To prove this for positive definite $\gamma$ is easy. The left hand side is concave in $\gamma$ and differentiable. Taking the derivative and setting it to zero gives the desired result. 
However, the result is claimed for positive semidefinite matrices and in this case, the term $\text{Tr}(\gamma\log\gamma)$ is not differentiable as answered in the comments of this question. 
How does one complete the proof?
 A: I am assuming that $\gamma$ is Hermitian and hence diagonalisable (most authors only define positive semi-definteness for Hermitian matrices, but some use alternative definitions).
Define $\text{Tr}(\gamma\log\gamma)=\sum \lambda_i\log\lambda_i$ where the $\lambda_i$ are the eigenvalues of $\gamma$ (some of these eigenvalues may be repeated) and $0\log 0=\lim_{\epsilon\rightarrow 0}\epsilon\log\epsilon=0$
Diagonalize $\gamma$ as $\gamma=UDU^{-1}$ and define $\gamma_{\epsilon}=U(D+\epsilon I)U^{-1}$. Then $\gamma_{\epsilon}$ is positive definite for all $\epsilon>0$.

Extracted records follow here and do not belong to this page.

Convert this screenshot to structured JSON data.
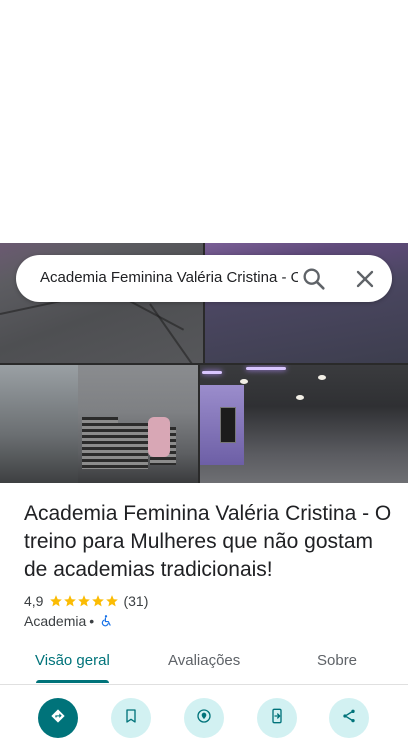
{
  "search": {
    "query": "Academia Feminina Valéria Cristina - O treino para Mulheres que não gostam de academias tradicionais!"
  },
  "place": {
    "title": "Academia Feminina Valéria Cristina - O treino para Mulheres que não gostam de academias tradicionais!",
    "rating": "4,9",
    "rating_value": 4.9,
    "review_count": "(31)",
    "category": "Academia",
    "separator": "•"
  },
  "tabs": [
    {
      "label": "Visão geral",
      "active": true
    },
    {
      "label": "Avaliações",
      "active": false
    },
    {
      "label": "Sobre",
      "active": false
    }
  ],
  "actions": [
    {
      "icon": "directions-icon"
    },
    {
      "icon": "bookmark-icon"
    },
    {
      "icon": "nearby-icon"
    },
    {
      "icon": "send-to-phone-icon"
    },
    {
      "icon": "share-icon"
    }
  ],
  "colors": {
    "accent": "#00737a",
    "action_background": "#d2f1f2",
    "star": "#fbbc04",
    "accessibility": "#1a73e8"
  }
}
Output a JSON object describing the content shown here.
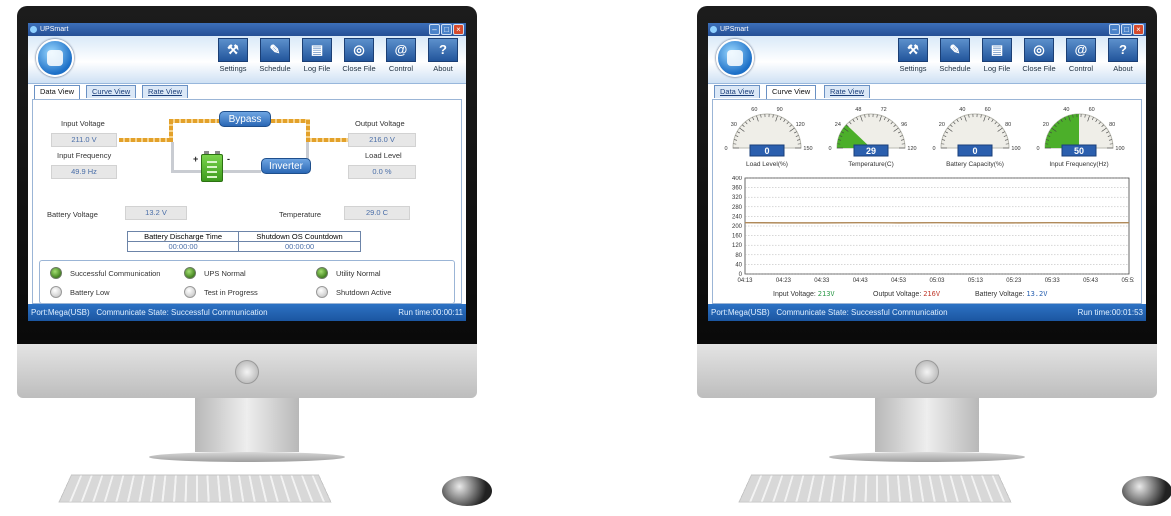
{
  "colors": {
    "accent": "#2b68b5",
    "flow": "#e3a12a",
    "led_on": "#5aa82c",
    "gauge_fill": "#4caf2a",
    "input_voltage": "#2e9a4a",
    "output_voltage": "#c0392b",
    "battery_voltage": "#2860b0",
    "plot_line": "#b08a5a"
  },
  "left": {
    "app_title": "UPSmart",
    "toolbar": [
      {
        "label": "Settings",
        "icon": "hammer-icon",
        "glyph": "⚒"
      },
      {
        "label": "Schedule",
        "icon": "pencil-icon",
        "glyph": "✎"
      },
      {
        "label": "Log File",
        "icon": "document-icon",
        "glyph": "▤"
      },
      {
        "label": "Close File",
        "icon": "close-file-icon",
        "glyph": "◎"
      },
      {
        "label": "Control",
        "icon": "at-sign-icon",
        "glyph": "@"
      },
      {
        "label": "About",
        "icon": "question-icon",
        "glyph": "?"
      }
    ],
    "tabs": [
      "Data View",
      "Curve View",
      "Rate View"
    ],
    "active_tab": 0,
    "data_view": {
      "input_voltage_label": "Input Voltage",
      "input_voltage": "211.0 V",
      "input_frequency_label": "Input Frequency",
      "input_frequency": "49.9 Hz",
      "output_voltage_label": "Output Voltage",
      "output_voltage": "216.0 V",
      "load_level_label": "Load Level",
      "load_level": "0.0 %",
      "bypass_label": "Bypass",
      "inverter_label": "Inverter",
      "plus": "+",
      "minus": "-",
      "battery_voltage_label": "Battery Voltage",
      "battery_voltage": "13.2 V",
      "temperature_label": "Temperature",
      "temperature": "29.0 C",
      "discharge_time_label": "Battery Discharge Time",
      "discharge_time": "00:00:00",
      "shutdown_countdown_label": "Shutdown OS Countdown",
      "shutdown_countdown": "00:00:00",
      "indicators": [
        {
          "label": "Successful Communication",
          "on": true
        },
        {
          "label": "UPS Normal",
          "on": true
        },
        {
          "label": "Utility Normal",
          "on": true
        },
        {
          "label": "Battery Low",
          "on": false
        },
        {
          "label": "Test in Progress",
          "on": false
        },
        {
          "label": "Shutdown Active",
          "on": false
        }
      ]
    },
    "status": {
      "port": "Port:Mega(USB)",
      "communicate": "Communicate State: Successful Communication",
      "runtime": "Run time:00:00:11"
    }
  },
  "right": {
    "app_title": "UPSmart",
    "toolbar": [
      {
        "label": "Settings",
        "icon": "hammer-icon",
        "glyph": "⚒"
      },
      {
        "label": "Schedule",
        "icon": "pencil-icon",
        "glyph": "✎"
      },
      {
        "label": "Log File",
        "icon": "document-icon",
        "glyph": "▤"
      },
      {
        "label": "Close File",
        "icon": "close-file-icon",
        "glyph": "◎"
      },
      {
        "label": "Control",
        "icon": "at-sign-icon",
        "glyph": "@"
      },
      {
        "label": "About",
        "icon": "question-icon",
        "glyph": "?"
      }
    ],
    "tabs": [
      "Data View",
      "Curve View",
      "Rate View"
    ],
    "active_tab": 1,
    "gauges": [
      {
        "label": "Load Level(%)",
        "value": 0,
        "display": "0",
        "min": 0,
        "max": 150,
        "ticks": [
          "0",
          "30",
          "60",
          "90",
          "120",
          "150"
        ]
      },
      {
        "label": "Temperature(C)",
        "value": 29,
        "display": "29",
        "min": 0,
        "max": 120,
        "ticks": [
          "0",
          "24",
          "48",
          "72",
          "96",
          "120"
        ]
      },
      {
        "label": "Battery Capacity(%)",
        "value": 0,
        "display": "0",
        "min": 0,
        "max": 100,
        "ticks": [
          "0",
          "20",
          "40",
          "60",
          "80",
          "100"
        ]
      },
      {
        "label": "Input Frequency(Hz)",
        "value": 50,
        "display": "50",
        "min": 0,
        "max": 100,
        "ticks": [
          "0",
          "20",
          "40",
          "60",
          "80",
          "100"
        ]
      }
    ],
    "chart_data": {
      "type": "line",
      "title": "",
      "xlabel": "",
      "ylabel": "",
      "ylim": [
        0,
        400
      ],
      "yticks": [
        "0",
        "40",
        "80",
        "120",
        "160",
        "200",
        "240",
        "280",
        "320",
        "360",
        "400"
      ],
      "x": [
        "04:13",
        "04:23",
        "04:33",
        "04:43",
        "04:53",
        "05:03",
        "05:13",
        "05:23",
        "05:33",
        "05:43",
        "05:53"
      ],
      "grid": true,
      "series": [
        {
          "values": [
            214,
            213,
            213,
            214,
            213,
            214,
            213,
            213,
            214,
            213,
            214
          ]
        }
      ]
    },
    "readouts": [
      {
        "label": "Input Voltage:",
        "value": "213V"
      },
      {
        "label": "Output Voltage:",
        "value": "216V"
      },
      {
        "label": "Battery Voltage:",
        "value": "13.2V"
      }
    ],
    "status": {
      "port": "Port:Mega(USB)",
      "communicate": "Communicate State: Successful Communication",
      "runtime": "Run time:00:01:53"
    }
  }
}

We will define $f(\epsilon)=\text{Tr}(\gamma_\epsilon H)-\text{Tr}(\gamma_\epsilon \log \gamma_\epsilon)-\log \text{Tr}\exp( H)$. 
If we can prove that $f(\epsilon)$ is left-continuous at zero, 
then $f(\epsilon)\leq 0$ for $\epsilon>0$ implies $f(0)\leq 0$. To prove continuity of the term $\text{Tr}(\gamma_\epsilon \log \gamma_\epsilon)$, note that 
$\lim_{\epsilon \rightarrow 0} (\lambda_i+\epsilon) \log (\lambda_i+\epsilon)=\lambda_i \log \lambda_i$ .